Well that was a big old waste of everyone’s time and money. I would add “effort” to the list of items of things wasted in the making and viewing of this movie, but sadly that seems to be the one thing that wasn’t even deployed in the first place in the making of “R.I.P.D.”
Hmmm, maybe that’s a little harsh. Let’s start with some positives.
“R.I.P.D.” is a movie about a police department for the dead. When Boston PD veteran and kind of dirty cop Nick (Ryan Reynolds, Safe House, The Change Up) gets killed in the line of duty, he’s given a choice – he can face judgment and the likely scenario of eternal damnation, or he can join the Rest In Peace Department, which is filled with dead lawmen whose job it is to make sure that the dead stay dead, as some of these bad souls escape judgment and manage to continue living on Earth with all us alive people.
This is a cute set up (the movie is adapted from a comic book), and at least they are ripping off good movies liker “Ghostbusters” and “Men in Black.” It is as if their hearts were in the right place all along. Reynolds is fine enough, though for a movie that seems to want to be clever and smart, his character really just spends a lot of time moping around and being sad that he’s dead and can’t be with his wife anymore. And his partner is an Old West lawman named Roy (Jeff Bridges, True Grit), who stomps around like a live action Yosemite Sam and embodies every movie cliché about Old West town sheriffs imaginable. Reynolds and Bridges are both good, with Bridges getting just about whatever laughs there are to be had in this thing.
Mary-Louise Parker and Kevin Bacon are also both in this movie, and they do just fine. It’s always nice to see them in something. So that’s good.
Okay, that’s really all I got for positives for this movie. Which is a shame because there is some potential there, it just seems like they were just coasting on the main idea of the story and didn’t bother actually doing anything with it.

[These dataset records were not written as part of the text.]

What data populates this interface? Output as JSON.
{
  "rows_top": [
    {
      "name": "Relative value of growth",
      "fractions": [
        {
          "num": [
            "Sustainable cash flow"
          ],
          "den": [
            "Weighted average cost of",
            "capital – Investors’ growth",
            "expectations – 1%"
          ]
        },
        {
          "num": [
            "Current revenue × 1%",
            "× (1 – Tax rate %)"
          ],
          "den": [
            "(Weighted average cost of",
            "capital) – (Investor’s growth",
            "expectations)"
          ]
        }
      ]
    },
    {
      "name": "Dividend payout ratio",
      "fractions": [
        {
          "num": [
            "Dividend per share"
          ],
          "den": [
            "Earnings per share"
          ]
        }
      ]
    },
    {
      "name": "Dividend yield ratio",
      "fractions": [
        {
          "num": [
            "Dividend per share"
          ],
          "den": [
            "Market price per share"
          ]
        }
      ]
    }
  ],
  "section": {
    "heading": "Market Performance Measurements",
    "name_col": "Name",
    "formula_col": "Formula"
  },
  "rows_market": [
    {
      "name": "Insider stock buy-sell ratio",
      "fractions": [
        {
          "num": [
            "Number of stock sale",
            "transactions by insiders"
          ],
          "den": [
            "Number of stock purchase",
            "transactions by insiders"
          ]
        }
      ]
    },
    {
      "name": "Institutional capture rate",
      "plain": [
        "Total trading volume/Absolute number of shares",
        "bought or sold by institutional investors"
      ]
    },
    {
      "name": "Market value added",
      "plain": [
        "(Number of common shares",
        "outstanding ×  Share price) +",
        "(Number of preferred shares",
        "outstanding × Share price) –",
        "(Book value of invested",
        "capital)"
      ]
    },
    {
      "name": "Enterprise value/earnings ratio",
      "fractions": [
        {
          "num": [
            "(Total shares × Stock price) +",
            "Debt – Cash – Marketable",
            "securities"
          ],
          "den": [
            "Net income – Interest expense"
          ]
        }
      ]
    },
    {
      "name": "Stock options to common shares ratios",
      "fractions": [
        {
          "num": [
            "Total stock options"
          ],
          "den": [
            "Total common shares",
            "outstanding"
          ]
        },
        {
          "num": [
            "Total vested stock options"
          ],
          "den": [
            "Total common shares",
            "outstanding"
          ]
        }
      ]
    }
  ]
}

For example, there’s a nice idea in the movie about the “Universe’s Witness Protection Program,” which means that when dead spirits like Nick’s and Roy’s walk around the living, they don’t look like Nick and Roy, because the Universe doesn’t want to scare people (?), so they have “cover identities” and appear different to the living. So Nick looks like an old Chinese guy (played by living legend James Hong, Blade Runner, Big Trouble in Little China) and old sour puss Roy looks like a hot blonde (played by model Marisa Miller), and really this should have been a goldmine of comedy, to have Nick and Roy doing stuff that cops would do, and then to cut to someone’s perspective and seeing an old man and a model kicking down a door or getting into a shoot out (with a ghostly spirit, to boot!). There are really only a handful of gags regarding this identity thing, most of them involve people staring at Roy because they see a hot lady, and only one of these gags actually elicits any actual laughs. What a waste of a good premise.
And that can be applied to the whole movie. The ideas behind “R.I.P.D.” are decent, but they don’t add up to much of anything. The whole Nick and Roy relationship is yanked right out “48 Hrs.” or “Tango & Cash” or “Lethal Weapon” or any other number of mismatched buddy cop action comedies. Really, when Nick was introduced to Roy as his new partner, and Roy gave the ole “I work alone!” sound byte that we’ve all heard a billion times, I almost couldn’t believe that they were going to be that lazy with the set up (then again, we’ve seen this exact thing before very recently, haven’t we?).
And lo and behold, yet another movie which climaxes with some sort of energy beam shooting out from the middle of a major city and connecting to an open portal in the sky, which will allows for bad things to come to Earth. Because we haven’t seen THIS stupid fucking plot point in every other summer blockbuster for the last three or four years. At least “Pacific Rim” had the common courtesy of putting this portal beam to another dimension underwater, giving us a slight variation on this newly developed and quickly worn out plot device.
“R.I.P.D.” is nothing more than slightly amusing at best, and shopworn and kind of boring at worst. And we won’t even get into the incredibly shoddy CG, which makes all the “dead” people in this movie look like video game characters (and yes, that is a bad thing to have in your $100+ million movie), or the boring plot reveals and “twists” that are predictable and, well, just plain old boring. This could have been a cool, fun movie. Instead it has evil soul stank all over it and it just doesn’t work like it should.